Scheduled Comments (TALKING -> REQUESTING_COMMENT -> TALKING):
- The LiveCommentator tracks the duration of the current commentary.
- Before the current commentary finishes, a new comment is scheduled at a time that would make the model output the content of the new comment just after the current one is fully played. This scheduling is based on an estimate of TTFT (see ⏱️ timing and latency section below). The state is still in TALKING.
- When the scheduled time arrives, the state transitions to REQUESTING_COMMENT.
- A request is sent to the model to generate the next comment (REQUEST_FROM_COMMENTATOR).
- When the first audio part of the new comment is received, the state transitions to TALKING.
Waiting for User (TALKING -> WAITING_FOR_USER):
- The LiveCommentator received a wait_for_user async tool call from the model.
- The state transitions to WAITING_FOR_USER.
- The current audio output is not interrupted.

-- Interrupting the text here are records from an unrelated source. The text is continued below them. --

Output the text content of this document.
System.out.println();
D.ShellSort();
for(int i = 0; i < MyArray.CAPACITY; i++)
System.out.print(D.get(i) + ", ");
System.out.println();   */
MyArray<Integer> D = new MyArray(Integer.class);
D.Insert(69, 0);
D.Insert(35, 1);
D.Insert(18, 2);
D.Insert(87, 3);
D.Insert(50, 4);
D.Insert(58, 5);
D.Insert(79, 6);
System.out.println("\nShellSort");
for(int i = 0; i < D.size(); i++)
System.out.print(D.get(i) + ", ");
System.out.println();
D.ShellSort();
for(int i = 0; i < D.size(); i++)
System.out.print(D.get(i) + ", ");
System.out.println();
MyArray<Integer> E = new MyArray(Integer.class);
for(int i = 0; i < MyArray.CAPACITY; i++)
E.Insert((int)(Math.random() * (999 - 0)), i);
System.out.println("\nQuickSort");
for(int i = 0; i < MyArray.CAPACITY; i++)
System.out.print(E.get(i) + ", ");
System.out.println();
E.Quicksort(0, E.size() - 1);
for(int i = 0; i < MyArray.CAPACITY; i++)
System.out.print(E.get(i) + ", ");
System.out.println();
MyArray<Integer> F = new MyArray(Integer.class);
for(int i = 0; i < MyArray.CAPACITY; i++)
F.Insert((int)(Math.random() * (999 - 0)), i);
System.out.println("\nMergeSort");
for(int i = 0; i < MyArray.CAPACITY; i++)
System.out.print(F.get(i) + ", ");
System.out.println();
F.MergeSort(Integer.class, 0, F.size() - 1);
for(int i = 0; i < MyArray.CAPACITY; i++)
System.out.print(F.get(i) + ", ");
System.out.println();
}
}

It is played until the end.
- Then a timer is started. If the user doesn't interrupt within MAX_SILENCE_WAIT_FOR_USER_SEC, a new comment is scheduled.
- If the user does interrupt by responding, the state transitions to USER_IS_TALKING and the logic from step 2 applies.
- If an event is detected, the state transitions as in step 3.
Stopping Commentary (* -> OFF):
- The EventDetection processor detects that there is no one in front of the camera. It sends a "stop commentating" request to the model.
- The LiveCommentator receives a tool call cancellation from the model
- The state transitions to OFF.
- Any scheduled comments are cancelled.

⏱️ Timing and Latency

The LiveCommentator keeps track of the latency of each generation request, measured as the time from when the request is sent to the model, to when the first audio part is received. The LiveCommentator uses a history of recent latency values (also called "TTFT," or "time to first token," in the code) to predict the latency of the next comment. This prediction is used to schedule the next comment just before the current comment finishes, minimizing the gap between utterances while still allowing for interruptions. The predict_next_ttft() method calculates this predicted TTFT (using a mean-std approach). The tentative_trigger_time() method calculates the time at which the next comment should be triggered, based on the predicted TTFT and the duration of the current audio.

ℹ️ Usage Notes

The LiveCommentator expects audio and video input on the realtime substream. Other substreams are used for control signals.
The EventDetection processor is crucial for responsive interruptions. Its configuration (prompt, sensitivity) significantly impacts the commentator's behavior.
The RateLimitAudio processor is typically used after the LiveCommentator to ensure the audio output is played back at the correct speed and can be interrupted properly.

📜 License

This example is licensed under the Apache License, Version 2.0.